In practical terms, that means a focus on simple tasks, such as security keys or timestamping or archiving, with simple ledger interactions and data dependencies limited to narrow, reliable data sources, perhaps the ledger itself and some universal time clock.

For the immediate future, a “get out of smart contract clause” will invoke human intervention. As well as “legal jurisdiction”, “human intervention” will need to be “written into” so-called smart contracts for the foreseeable future.

Contracts that require human intervention or intermediation by way of arbitration, mediation, or expert determination, will be unsuitable for smart contracts for some time.

Some examples of application areas that might be suitable now include:

• Trading ownership of digital assets in self-referential or token-based online marketplaces

Ownership of digital property over the Internet can be established in a peer-to-peer decentralized environment. This environment extends to pre-sale tokens representing ownership of tickets, merchandise, products and subscriptions.

Smart contracts or sprites may find their “smartest” application areas here in the near term.

• Trading voting rights

Corporate and social enterprises and even political parties have proposed the creation of blockchain-based systems to build a fairer and more transparent voting environments.

Nasdaq will test blockchain technology to “better manage and streamline the proxy voting process”. Smart contracts or sprites could provide in significantly better corporate governance as institutional agents (pension funds) distribute voting rights to the ultimate beneficiaries (pensioners) to hold corporate management to account.

Identity management

Smart contracts or sprites can help know your customer (KYC), anti-money laundering (AML) needs.

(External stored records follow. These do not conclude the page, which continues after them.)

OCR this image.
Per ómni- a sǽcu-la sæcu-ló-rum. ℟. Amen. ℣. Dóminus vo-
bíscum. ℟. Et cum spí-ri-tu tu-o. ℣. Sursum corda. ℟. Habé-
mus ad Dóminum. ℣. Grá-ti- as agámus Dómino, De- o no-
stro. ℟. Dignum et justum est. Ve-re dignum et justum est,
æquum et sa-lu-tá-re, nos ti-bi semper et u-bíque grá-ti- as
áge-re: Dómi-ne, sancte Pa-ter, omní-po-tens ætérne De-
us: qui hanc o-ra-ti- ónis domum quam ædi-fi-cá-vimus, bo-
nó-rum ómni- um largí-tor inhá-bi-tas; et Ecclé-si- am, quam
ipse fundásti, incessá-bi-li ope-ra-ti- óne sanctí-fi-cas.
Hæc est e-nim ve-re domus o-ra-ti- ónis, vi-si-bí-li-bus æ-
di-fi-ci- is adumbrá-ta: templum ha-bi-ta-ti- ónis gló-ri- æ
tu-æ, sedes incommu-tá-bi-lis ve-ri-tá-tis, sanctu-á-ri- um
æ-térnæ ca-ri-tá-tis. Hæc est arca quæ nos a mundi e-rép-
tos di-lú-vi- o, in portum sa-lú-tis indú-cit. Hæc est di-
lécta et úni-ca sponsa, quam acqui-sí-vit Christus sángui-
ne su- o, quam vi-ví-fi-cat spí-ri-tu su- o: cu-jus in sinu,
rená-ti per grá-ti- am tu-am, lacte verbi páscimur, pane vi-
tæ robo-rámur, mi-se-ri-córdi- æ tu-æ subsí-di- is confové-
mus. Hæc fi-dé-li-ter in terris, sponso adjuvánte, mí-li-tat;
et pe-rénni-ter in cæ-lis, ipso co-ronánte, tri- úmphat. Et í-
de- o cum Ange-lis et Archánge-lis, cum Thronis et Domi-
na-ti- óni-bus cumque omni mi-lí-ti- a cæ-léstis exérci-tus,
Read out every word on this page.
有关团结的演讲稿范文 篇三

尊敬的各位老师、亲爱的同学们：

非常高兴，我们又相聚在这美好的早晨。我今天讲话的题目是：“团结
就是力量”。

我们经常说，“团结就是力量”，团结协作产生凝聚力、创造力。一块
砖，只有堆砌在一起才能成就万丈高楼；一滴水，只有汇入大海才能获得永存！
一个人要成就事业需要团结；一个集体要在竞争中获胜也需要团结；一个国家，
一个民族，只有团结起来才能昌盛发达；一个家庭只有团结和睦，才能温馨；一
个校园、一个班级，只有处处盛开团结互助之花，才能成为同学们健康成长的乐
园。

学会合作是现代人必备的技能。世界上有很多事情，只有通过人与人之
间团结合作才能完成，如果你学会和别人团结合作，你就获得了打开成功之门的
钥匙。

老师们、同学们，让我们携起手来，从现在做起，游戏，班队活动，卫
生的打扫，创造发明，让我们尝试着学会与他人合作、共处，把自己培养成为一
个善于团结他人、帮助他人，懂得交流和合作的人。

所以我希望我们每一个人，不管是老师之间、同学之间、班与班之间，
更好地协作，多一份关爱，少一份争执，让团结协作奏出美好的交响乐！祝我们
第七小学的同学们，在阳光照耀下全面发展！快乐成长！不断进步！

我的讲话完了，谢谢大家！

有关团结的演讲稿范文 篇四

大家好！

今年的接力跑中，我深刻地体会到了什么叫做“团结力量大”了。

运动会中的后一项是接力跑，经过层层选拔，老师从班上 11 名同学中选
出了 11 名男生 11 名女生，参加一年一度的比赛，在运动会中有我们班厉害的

Ultimate beneficial ownership or health information applications may use mutual distributed ledgers to transmit authenticated or notarised documents, recording their use and structuring key management.

Blockchain underpins smart contracts because the implementation of the contract requires no direct human involvement after the smart contract has been made a part of the blockchain, which makes these contracts “smart”.

But, until there has been much more extensive experimentation with smart contracts, for practical commercial purposes, they should be confined to a restricted set of short-term digital transactions.